Open hallsten opened 2 years ago
Hi @hallsten !
Thank you for the issue.
The soft hyphens should not be omitted yes, but normally they should not be visible except at the end of a line. I might be wrong, but your example bitmap looks like including normal hyphen?
Would it be possible to share an error case to work on the problem?
I think the goal would be to have the @CONTENT
attribute having a string value with the soft hyphen, but these soft hyphens would not be visible in a text editor.
Replacing the soft hyphen by regular hyphen would really change the string (soft hyphen are just indication where to break a line), so if we really can't manage soft hyphen, I suppose it's better to remove them entirely.

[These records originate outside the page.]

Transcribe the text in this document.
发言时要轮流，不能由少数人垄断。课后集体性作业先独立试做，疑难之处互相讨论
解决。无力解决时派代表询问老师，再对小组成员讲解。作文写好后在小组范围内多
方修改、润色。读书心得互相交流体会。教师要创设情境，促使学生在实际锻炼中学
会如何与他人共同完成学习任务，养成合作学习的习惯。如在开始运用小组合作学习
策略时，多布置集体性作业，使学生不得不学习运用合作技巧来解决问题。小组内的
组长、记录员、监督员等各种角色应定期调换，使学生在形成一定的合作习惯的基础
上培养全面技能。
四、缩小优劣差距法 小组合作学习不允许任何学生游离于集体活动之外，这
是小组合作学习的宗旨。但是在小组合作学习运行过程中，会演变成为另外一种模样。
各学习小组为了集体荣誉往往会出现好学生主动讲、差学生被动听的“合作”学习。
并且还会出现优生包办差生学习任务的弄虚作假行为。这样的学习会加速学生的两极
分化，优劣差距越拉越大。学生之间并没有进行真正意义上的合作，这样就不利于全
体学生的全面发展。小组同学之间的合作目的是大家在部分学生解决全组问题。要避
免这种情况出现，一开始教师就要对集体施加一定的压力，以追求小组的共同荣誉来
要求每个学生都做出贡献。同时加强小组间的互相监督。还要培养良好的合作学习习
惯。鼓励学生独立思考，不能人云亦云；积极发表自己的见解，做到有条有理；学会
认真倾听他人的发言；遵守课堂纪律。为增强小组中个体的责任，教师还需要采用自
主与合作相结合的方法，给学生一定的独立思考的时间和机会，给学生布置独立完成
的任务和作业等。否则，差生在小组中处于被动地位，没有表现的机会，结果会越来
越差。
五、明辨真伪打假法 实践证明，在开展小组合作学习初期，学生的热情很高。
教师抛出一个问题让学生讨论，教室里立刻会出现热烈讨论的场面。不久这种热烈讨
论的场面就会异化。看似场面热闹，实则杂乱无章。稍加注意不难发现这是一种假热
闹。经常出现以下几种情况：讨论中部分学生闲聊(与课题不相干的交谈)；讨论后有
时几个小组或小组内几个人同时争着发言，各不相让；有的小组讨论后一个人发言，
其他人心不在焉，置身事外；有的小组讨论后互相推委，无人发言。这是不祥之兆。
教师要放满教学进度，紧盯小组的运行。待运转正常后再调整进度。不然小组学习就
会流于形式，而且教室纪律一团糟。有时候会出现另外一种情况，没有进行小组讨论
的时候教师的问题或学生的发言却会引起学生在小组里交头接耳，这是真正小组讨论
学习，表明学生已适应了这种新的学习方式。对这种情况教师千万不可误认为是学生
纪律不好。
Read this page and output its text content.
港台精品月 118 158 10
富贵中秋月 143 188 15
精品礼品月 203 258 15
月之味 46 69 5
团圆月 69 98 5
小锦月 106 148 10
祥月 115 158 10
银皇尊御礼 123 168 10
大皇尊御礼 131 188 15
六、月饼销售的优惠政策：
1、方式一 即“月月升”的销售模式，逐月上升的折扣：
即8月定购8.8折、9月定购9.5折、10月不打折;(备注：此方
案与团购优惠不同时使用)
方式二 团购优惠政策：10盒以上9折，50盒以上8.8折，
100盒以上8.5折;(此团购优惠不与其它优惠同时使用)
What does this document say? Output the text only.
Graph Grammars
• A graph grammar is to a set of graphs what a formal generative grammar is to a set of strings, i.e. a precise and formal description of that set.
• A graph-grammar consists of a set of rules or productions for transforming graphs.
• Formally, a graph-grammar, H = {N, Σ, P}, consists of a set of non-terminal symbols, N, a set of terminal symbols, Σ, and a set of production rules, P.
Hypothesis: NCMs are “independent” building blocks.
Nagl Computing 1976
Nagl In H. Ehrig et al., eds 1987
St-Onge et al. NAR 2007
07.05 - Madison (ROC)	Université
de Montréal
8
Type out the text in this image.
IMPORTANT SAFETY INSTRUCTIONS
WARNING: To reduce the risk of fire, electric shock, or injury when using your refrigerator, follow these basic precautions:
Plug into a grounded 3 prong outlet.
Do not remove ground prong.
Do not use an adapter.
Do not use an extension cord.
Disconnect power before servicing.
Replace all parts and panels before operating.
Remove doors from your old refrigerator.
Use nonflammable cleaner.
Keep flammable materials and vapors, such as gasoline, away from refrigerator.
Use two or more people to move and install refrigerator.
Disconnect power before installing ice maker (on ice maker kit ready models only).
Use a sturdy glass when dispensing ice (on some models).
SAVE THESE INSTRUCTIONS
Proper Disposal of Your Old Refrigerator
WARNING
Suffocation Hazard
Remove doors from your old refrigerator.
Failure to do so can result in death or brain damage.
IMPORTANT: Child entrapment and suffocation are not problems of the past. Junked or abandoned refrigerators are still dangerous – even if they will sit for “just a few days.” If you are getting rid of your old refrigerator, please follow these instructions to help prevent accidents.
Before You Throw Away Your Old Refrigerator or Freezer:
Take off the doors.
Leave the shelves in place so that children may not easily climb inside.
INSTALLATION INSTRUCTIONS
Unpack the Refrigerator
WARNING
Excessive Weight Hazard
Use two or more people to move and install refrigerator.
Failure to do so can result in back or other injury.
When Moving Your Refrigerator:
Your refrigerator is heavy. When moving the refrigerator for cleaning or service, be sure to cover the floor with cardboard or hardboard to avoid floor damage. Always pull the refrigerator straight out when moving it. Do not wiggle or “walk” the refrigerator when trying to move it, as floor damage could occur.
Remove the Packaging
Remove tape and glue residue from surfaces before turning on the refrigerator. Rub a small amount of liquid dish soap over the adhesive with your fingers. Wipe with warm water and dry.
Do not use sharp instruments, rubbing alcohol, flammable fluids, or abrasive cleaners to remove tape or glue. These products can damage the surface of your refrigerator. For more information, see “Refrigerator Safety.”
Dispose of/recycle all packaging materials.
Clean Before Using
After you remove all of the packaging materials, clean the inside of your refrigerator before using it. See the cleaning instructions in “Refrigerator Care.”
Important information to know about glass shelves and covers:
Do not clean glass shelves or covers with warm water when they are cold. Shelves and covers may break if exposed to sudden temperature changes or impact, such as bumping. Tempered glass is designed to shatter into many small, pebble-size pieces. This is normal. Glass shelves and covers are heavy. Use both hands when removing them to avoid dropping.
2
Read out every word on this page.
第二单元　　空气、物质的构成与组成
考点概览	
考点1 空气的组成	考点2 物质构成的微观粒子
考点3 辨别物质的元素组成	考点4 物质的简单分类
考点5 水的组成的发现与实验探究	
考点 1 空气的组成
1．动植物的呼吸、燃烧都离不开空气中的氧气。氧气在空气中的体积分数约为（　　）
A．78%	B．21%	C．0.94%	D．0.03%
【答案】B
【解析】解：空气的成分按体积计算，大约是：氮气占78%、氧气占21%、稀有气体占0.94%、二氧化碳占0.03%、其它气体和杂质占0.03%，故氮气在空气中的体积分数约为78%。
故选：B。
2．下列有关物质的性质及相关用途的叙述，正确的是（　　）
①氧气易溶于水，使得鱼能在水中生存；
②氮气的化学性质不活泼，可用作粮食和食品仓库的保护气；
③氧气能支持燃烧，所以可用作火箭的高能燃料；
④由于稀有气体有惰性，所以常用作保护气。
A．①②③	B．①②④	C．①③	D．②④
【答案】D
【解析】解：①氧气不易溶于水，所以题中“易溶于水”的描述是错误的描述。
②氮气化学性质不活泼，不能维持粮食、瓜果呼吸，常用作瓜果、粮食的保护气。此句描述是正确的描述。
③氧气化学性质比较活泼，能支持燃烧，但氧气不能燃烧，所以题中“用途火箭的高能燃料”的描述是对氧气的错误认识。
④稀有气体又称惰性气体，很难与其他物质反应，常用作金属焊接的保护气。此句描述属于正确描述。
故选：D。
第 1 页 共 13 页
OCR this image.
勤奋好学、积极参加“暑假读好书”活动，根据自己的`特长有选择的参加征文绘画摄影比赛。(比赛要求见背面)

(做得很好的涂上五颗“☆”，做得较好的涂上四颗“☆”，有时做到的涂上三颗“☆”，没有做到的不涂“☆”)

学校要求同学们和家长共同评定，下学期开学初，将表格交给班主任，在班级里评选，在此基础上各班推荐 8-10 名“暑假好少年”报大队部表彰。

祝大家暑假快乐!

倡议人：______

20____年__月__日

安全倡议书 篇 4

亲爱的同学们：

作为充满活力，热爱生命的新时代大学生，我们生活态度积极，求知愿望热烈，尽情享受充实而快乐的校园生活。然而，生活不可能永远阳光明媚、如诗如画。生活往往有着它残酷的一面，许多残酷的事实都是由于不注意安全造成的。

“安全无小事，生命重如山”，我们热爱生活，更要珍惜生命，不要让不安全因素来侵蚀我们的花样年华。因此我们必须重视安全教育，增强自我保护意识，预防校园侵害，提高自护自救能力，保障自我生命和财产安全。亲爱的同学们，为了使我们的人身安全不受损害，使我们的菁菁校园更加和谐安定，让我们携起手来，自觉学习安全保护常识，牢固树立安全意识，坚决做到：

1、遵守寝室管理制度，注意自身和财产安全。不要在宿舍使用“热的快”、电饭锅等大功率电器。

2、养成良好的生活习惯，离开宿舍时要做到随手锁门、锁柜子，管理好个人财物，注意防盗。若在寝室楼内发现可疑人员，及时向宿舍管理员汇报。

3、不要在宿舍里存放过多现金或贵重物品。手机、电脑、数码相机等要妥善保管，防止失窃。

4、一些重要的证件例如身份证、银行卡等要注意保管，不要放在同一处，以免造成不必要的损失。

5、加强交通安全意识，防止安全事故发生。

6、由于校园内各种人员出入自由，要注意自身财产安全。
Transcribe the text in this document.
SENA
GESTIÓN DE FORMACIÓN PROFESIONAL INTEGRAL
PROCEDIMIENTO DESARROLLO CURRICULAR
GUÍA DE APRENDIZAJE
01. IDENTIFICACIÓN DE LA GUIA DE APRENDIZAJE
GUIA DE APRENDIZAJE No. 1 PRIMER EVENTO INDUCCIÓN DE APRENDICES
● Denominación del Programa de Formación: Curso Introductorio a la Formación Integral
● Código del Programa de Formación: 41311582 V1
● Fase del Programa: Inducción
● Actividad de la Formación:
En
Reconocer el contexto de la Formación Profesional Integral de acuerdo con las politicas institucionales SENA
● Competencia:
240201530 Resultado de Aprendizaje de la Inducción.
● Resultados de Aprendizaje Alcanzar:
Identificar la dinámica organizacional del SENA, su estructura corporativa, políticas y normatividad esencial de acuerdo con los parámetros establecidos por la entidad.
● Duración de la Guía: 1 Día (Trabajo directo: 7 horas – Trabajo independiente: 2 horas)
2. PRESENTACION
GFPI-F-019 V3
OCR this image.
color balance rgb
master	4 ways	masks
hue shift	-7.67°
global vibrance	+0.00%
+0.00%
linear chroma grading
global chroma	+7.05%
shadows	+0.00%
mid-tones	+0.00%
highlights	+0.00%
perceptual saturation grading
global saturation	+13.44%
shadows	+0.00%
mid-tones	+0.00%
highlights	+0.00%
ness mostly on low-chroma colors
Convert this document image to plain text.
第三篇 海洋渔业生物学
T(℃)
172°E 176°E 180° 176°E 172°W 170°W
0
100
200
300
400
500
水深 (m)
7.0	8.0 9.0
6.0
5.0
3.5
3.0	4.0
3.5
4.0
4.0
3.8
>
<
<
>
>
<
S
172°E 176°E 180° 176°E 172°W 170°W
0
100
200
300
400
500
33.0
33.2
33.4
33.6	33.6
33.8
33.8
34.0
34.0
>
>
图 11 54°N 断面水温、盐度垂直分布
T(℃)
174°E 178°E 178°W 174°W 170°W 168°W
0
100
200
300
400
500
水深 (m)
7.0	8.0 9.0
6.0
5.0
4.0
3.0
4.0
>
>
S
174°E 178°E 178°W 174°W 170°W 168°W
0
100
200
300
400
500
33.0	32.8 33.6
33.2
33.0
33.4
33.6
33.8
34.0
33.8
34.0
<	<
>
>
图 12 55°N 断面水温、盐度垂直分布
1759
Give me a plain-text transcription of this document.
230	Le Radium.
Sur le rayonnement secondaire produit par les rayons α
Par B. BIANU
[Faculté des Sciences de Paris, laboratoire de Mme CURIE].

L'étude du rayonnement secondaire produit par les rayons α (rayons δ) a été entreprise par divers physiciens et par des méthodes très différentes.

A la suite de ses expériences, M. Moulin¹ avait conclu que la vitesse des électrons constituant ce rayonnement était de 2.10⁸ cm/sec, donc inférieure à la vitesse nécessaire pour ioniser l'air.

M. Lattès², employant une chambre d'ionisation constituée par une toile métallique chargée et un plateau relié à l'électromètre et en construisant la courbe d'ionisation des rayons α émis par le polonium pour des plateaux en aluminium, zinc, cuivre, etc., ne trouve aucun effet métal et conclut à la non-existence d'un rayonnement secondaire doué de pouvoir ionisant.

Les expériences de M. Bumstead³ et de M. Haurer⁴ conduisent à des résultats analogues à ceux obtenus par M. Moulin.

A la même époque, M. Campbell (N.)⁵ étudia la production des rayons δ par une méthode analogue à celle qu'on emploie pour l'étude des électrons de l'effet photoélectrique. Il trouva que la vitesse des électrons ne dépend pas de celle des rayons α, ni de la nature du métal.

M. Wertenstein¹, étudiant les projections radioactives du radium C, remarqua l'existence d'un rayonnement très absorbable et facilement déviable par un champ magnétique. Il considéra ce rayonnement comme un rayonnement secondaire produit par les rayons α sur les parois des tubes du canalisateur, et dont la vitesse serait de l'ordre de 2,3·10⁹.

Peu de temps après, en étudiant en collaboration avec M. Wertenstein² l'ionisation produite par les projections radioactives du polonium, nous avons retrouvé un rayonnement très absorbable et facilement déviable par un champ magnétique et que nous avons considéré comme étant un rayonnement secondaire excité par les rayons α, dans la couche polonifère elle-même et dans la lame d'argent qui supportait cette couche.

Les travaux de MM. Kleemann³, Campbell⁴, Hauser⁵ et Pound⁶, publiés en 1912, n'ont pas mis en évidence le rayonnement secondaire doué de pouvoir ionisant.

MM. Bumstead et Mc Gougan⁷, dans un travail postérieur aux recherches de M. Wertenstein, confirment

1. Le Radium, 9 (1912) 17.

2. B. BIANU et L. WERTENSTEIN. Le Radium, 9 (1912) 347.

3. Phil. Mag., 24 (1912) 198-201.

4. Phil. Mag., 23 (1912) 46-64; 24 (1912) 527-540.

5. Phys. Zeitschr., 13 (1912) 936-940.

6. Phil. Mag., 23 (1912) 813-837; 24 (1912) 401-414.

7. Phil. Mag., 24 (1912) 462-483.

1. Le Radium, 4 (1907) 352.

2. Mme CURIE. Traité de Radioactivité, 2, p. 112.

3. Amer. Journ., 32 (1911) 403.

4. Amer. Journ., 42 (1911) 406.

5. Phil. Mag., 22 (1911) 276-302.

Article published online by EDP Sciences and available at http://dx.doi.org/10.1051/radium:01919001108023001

Thanks for your reply! Here is an example of the problem. soft-hyphens.pdf
pdf2json (https://www.npmjs.com/package/pdf2json) for example parse this string as: 23%C2%AD3%C2%AD2022 and pdftotext would replace the character with <0xad>. Would be great to have some kind of delimiter instead of removing the character, i'm trying to standardize a date and it will be impossible without.
Thank you for this great tool.
I am looking for a solution to this as well. In my use case it would be better to have the softhyphens all replaced by real/hard hyphens at the exact position. If that would be an option, too just include a parameter that does just that ... some people would be very happy.
First, thanks for a great tool!
I have problems with soft hyphens being omitted:
Resulting in:
Is this intentional? Or would it be possible to replace soft hyphens with regular hyphens?